The city designated the dog-legged shaped property as surplus in 2020 and appointed a civic committee to study various potential uses for the property. The committee has been meeting since last fall and held a public forum last week to hear what neighbors and other residents would like to see happen with the property.
Cleveland said the committee is on a short timeline and expects to present the mayor with two options this spring.
It is zoned by the city for an office building, but that use did not wow more than a dozen residents who voiced their opinion on future development of the property.
Several neighbors and town leaders, including Mel Webster, wanted the city to use the space for recreation, particularly rectangular athletic fields. Those fields might complement nearby the Maples Crossing sports and lifestyle complex, which is building a premier field on its South Hunt Road property for soccer, lacrosse and field hockey.
“I’m a big fan of open space,” Webster said.
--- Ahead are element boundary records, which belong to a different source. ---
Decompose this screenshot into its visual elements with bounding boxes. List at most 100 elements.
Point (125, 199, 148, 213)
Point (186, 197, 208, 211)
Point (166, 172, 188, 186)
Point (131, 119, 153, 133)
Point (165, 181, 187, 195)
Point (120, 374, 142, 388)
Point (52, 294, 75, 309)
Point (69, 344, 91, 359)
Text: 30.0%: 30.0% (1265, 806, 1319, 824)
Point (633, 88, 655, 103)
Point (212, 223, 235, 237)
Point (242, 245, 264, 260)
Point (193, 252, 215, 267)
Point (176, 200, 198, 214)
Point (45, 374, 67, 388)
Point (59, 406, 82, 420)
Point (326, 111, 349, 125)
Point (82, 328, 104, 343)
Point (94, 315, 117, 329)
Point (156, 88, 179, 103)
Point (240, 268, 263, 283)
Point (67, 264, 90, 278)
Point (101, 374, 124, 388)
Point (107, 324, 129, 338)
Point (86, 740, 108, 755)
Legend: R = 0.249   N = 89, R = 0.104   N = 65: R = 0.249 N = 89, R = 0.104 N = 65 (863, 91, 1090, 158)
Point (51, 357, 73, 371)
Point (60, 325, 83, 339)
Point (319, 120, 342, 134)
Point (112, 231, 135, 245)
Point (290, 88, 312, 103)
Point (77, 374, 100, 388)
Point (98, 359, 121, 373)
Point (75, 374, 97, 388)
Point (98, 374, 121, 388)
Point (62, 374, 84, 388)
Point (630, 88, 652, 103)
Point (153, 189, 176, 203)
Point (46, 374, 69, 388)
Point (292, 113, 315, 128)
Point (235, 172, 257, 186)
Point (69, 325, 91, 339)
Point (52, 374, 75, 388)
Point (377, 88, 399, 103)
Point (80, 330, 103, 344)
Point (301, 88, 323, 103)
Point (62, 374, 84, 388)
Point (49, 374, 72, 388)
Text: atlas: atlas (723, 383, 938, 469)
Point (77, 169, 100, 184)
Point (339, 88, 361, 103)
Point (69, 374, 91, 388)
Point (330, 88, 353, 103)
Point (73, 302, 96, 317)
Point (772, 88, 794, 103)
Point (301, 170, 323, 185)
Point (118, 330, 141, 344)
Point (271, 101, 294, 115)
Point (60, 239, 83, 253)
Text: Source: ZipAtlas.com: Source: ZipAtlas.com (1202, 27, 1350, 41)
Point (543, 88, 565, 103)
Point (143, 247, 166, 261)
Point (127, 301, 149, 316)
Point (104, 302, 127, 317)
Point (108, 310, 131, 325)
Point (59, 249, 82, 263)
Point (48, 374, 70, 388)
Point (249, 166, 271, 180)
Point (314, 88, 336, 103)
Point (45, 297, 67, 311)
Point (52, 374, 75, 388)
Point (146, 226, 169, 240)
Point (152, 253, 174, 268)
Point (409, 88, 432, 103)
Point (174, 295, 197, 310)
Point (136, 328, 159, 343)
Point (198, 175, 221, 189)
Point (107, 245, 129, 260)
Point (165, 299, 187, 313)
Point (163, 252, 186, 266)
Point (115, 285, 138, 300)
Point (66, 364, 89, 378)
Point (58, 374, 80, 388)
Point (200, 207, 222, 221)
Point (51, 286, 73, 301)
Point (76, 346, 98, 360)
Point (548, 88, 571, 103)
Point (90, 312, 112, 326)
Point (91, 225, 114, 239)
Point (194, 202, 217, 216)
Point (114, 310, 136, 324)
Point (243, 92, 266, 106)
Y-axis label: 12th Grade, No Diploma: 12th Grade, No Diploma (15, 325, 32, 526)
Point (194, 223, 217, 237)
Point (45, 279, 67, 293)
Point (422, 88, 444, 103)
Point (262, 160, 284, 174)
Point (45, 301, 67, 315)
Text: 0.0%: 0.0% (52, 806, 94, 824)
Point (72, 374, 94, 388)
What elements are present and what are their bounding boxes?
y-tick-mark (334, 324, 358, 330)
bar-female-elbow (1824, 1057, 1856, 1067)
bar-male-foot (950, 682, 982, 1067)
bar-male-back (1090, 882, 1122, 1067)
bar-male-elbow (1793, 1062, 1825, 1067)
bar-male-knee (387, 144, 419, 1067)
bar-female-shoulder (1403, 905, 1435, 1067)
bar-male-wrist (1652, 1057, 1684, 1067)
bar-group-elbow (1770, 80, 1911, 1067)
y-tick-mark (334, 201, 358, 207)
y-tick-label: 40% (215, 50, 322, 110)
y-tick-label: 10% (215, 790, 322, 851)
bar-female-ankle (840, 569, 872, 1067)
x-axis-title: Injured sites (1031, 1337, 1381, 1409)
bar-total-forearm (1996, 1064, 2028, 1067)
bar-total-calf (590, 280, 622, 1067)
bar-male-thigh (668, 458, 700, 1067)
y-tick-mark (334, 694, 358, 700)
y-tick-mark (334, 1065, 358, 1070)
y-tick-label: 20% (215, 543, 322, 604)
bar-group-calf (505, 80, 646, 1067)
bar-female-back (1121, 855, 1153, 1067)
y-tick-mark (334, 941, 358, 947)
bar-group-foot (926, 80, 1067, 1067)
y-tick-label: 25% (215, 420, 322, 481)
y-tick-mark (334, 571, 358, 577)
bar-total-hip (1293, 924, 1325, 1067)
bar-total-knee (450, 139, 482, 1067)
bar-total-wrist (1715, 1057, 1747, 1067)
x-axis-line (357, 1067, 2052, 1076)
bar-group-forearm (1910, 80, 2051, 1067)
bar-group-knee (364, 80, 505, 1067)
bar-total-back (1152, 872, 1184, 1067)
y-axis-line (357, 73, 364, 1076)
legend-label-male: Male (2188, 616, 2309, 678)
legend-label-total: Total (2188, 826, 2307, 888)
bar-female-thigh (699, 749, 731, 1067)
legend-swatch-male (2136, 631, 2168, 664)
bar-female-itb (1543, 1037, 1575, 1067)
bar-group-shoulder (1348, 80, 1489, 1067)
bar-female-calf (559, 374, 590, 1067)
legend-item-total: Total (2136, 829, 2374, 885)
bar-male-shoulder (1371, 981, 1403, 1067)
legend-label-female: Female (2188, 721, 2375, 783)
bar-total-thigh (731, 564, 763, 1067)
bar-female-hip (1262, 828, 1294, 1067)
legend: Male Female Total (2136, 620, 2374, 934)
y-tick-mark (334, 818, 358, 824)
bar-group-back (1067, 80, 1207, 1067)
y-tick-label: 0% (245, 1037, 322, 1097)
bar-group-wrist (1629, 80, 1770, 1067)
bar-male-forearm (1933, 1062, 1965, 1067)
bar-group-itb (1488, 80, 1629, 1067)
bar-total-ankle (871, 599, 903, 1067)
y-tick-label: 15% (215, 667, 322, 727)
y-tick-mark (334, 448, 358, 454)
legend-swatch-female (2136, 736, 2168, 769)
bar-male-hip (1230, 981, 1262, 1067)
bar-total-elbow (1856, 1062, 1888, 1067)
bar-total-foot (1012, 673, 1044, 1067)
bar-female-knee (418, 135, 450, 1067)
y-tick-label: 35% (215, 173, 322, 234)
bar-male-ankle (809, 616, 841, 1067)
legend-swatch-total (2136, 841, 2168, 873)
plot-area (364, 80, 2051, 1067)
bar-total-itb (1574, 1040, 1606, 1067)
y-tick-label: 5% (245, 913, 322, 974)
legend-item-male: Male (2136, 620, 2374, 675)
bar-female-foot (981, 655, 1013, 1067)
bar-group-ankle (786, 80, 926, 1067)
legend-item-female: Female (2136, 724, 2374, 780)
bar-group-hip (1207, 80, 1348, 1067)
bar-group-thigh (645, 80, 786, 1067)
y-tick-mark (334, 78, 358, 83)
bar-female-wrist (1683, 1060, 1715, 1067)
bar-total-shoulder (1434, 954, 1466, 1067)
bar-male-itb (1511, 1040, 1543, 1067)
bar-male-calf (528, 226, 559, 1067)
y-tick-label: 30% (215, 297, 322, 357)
Pamela Fenner did not oppose the office building concept, but proposed that the city should consider building a mixed-use development that would include residential units on the second or third floors. That way the property would be used for more than just work hours, she said.
Sally Nutt said she is worried that any development on the Trader Alan’s property would exacerbate the traffic congestion in the growing neighborhood. “It is crazy what’s happening in the area,” she said.
Tracy Chalifour agreed that the neighborhood is already getting crowded. “It needs to be done responsibly,” she said.
Billie McLain said there is no green space in the area, particularly space for the children who live in the houses at Bailey’s Pond, to play. “We don’t need more housing,” she said.
Meghan Fahey said the city needs to use the property as a place to view the Merrimack River.
The committee plans to conduct a survey of area residents on the future of the property, Cleveland said. There will be another public meeting in late April.